ΔE = -(DA-k*DL)*A*(ΔR)/(1+R)

ΔE = -(15.7-0.65*4.3)*100*(0.01/1.05) = -$12.29mln

c) What position in put options does James Brown need to take to completely hedge shareholders interest rate exposure? What is the cost of the hedge?

NP = [DA - k*DL]*A / [_put * D* P_bond] = (15.7-0.65*4.3)*100/ (0.7*1.3*80)=17.73 James needs to long 17.73 put options. The cost of this hedge is:

17.73*0.65=$11.52

d) Charlie Brown can enter a 6 year interest rate swap agreement to hedge BofA’s risk. Which side of the IRS should he take? What should be the notional amount of the IRS so that BofA’s risk is     fully hedged? Suppose the 6 year T-bond paying the same amount as the fixed-payment in the IRS has 5 year duration.

-he  should take the fixed-payment side of the swap (receiving floating).

NS = [DA - k*DL]*A / [Dfixed-Dfloat]

NS = [15.7 – 0.65*4.3]*100 / [5-1]=$322.63mln.

Question 5

Genessee Light & Power is seeking to raise capital for a new gas fired power plant (gas is    the input). They are considering an equity offering but want to sweeten the deal for              potential investors. Their CFO suggests the following: The equity shares will entitle the       owner to a piece of the company as usual, however the owner of a share will also, at the end of two years, receive a one time payment if the price of natural gas is worth more than $20  a barrel and the payment will max out at $3 per share.

a) Break this contract down into its component parts. How can you construct this hybrid out of vanilla instruments. (Be sure to specify who is long and short each contract).

Issue equity. Buyer also gets (long) a call option on natural gas with a strike of 20 dollars. Buyer then sells (short) a call option on natural gas at $23.

b) What is the effect of the sweetener on the amount of money raised given the same number of shares issued?

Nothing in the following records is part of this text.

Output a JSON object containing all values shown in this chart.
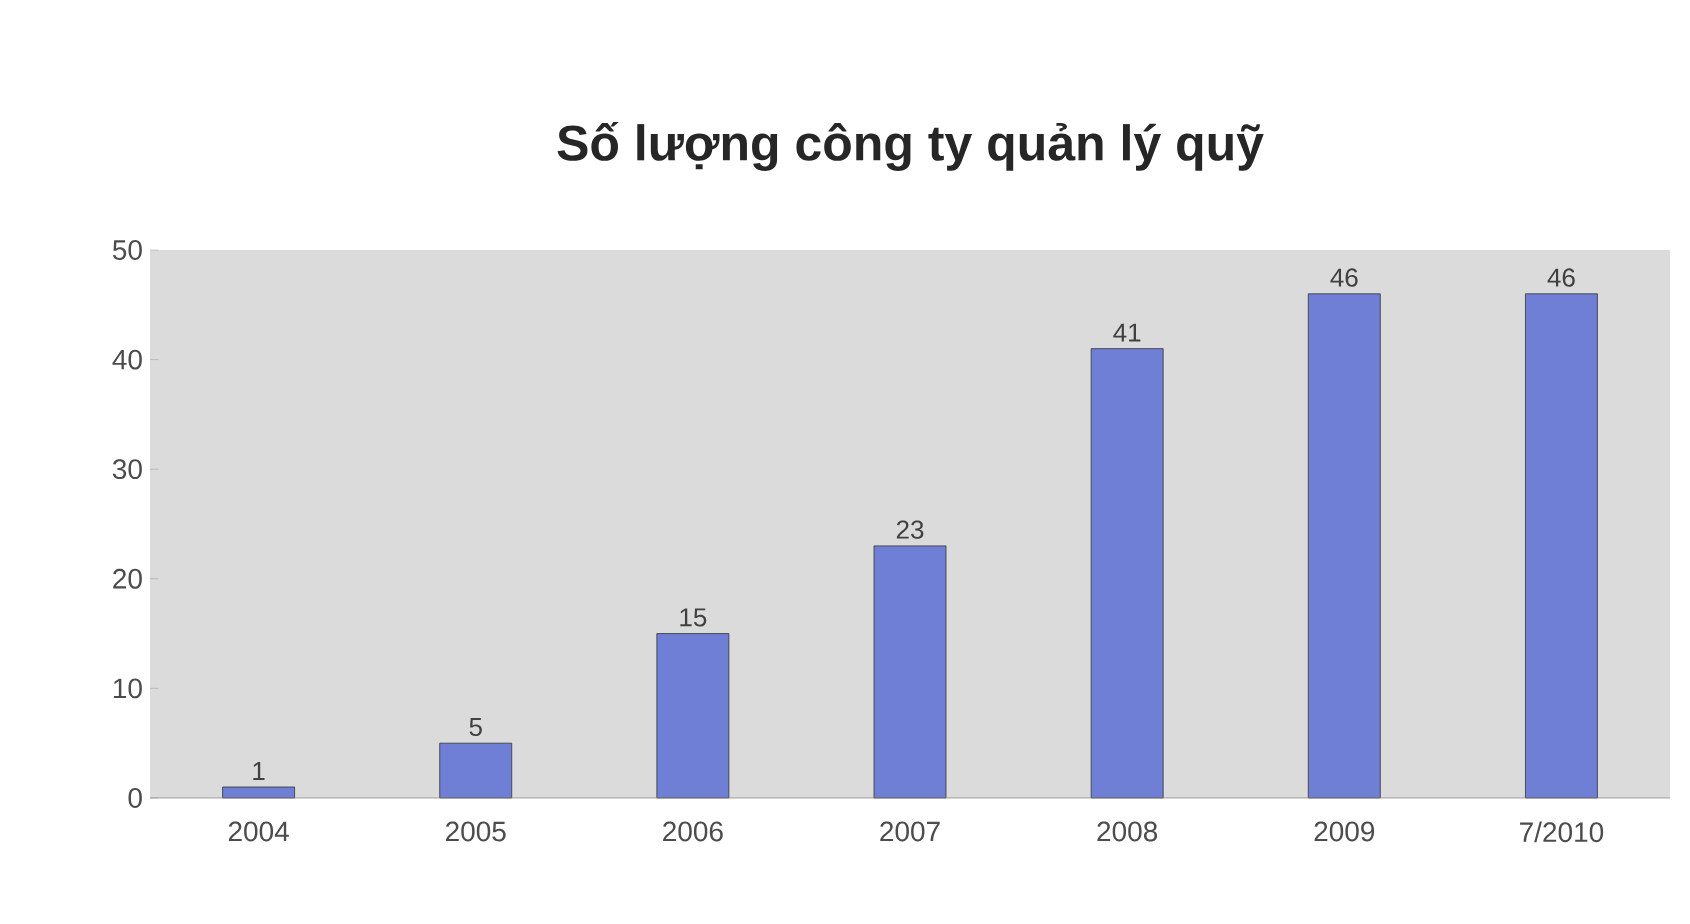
{
  "chart_data": {
    "type": "bar",
    "title": "Số lượng công ty quản lý quỹ",
    "categories": [
      "2004",
      "2005",
      "2006",
      "2007",
      "2008",
      "2009",
      "7/2010"
    ],
    "values": [
      1,
      5,
      15,
      23,
      41,
      46,
      46
    ],
    "color": "#6f7fd6",
    "ylim": [
      0,
      50
    ],
    "yticks": [
      0,
      10,
      20,
      30,
      40,
      50
    ],
    "data_labels": true
  }
}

For a given number of shares of ownership issued, the value of the “equity” is higher to the buyer with a sweetener, so GLP will raise more money.

As the chief risk officer you point out that, this contract may amplify the downside exposure that would occur if gas prices rise, since gas is an input to the firm.

c) How could you structure a similar hybrid that would still have some sweetener but address this concern.

To address the risk manager’s concern, we can design the sweetener to pay out when gas price is low (or when GLP would probably have more cash). For instance offer to pay out $3 if the price  of gas stays below $20. If the price of gas is between $20 and $23, pay off $23 – S. If the price of gas rises above $23 pay nothing.

This contract is for the buyer to long a put option with strike of $23 and short a put option with strike of $20.